2579. On Black Privilege

I have privilege.

Whenever I step on a court or a field there is a level of respect offered to me that doesn’t go to non-black players. Without knowing me and despite the pregnant-like gut, I am considered a top athlete. I have access to scholarships and opportunities that others will never have. I am looked to in order to join circles that lack faces that look like my own, so those circles may be able to say they know my people and my plight and, above all else, my privilege.
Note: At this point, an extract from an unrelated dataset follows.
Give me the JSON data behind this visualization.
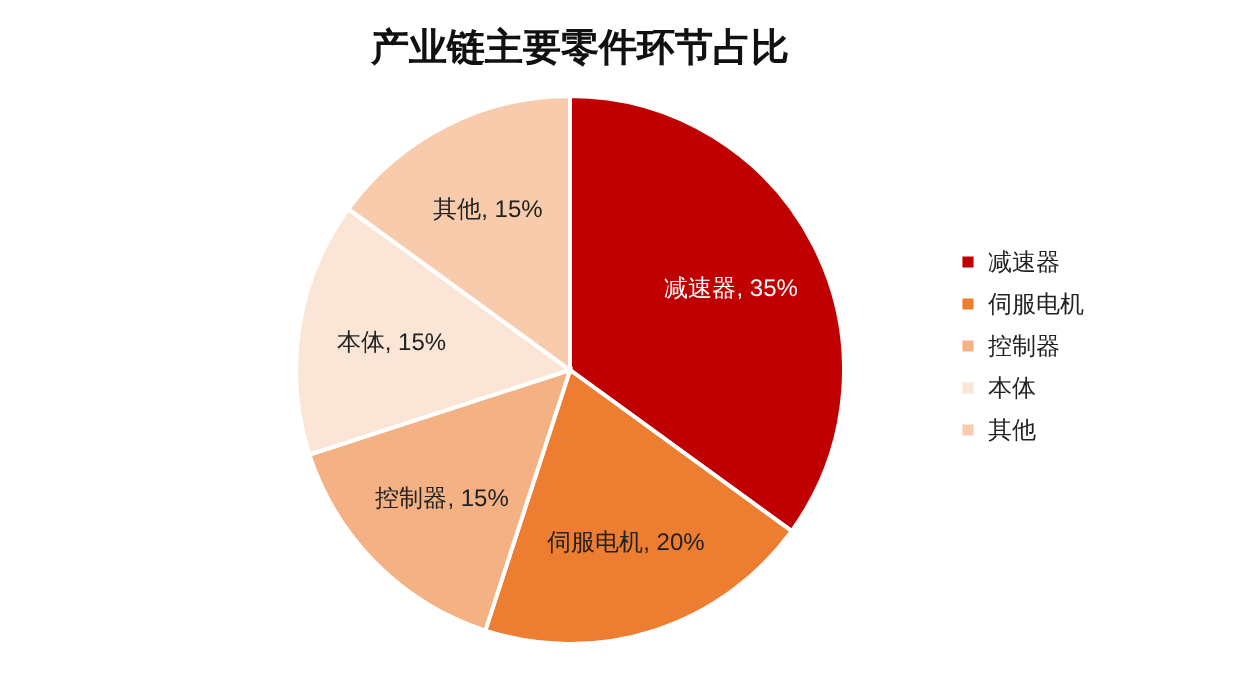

It has been this way since I’ve gone to predominantly white schools. There remains a baseline assumption that I can ball, no matter the sport. This is often accompanied by an assumption of a skillset that I largely do not possess. No, I cannot hotwire a car. No, I don’t know how to find a dealer. No, there is no cousin in prison (anymore). These assumptions afford a certain level of privilege and respect in certain environments. As I said before, I am never the last one picked for a pick up game though I often should be. Instead I am looked to as a natural leader, a captain among inferior men.

Thus is my privilege, one born of athletics and a presumed toughness that makes me right for the court. After all, weren’t my people bred to be bad ass? Did we not survive some of the worst persecution and torture known in the history of man? don’t our ancestors bear the scars of whips, the PTSD of the master’s touch?

Are we not children of the oppressed?

I write these words as an echo of recent quarrels. Listen to a middle class white student and you will here a constant refrain: They are the oppressed and we, the minority, are the children of privilege and handouts and opportunities that they were never afforded.

Perhaps in a sense they are right. There is no minority scholarship for middle class whites. There is no expectation of Physical prowess or street smarts. They lack the privilege into which I was born.

But this does not mean they lack privilege themselves. Perhaps they ought to acknowledge theirs as I have mine.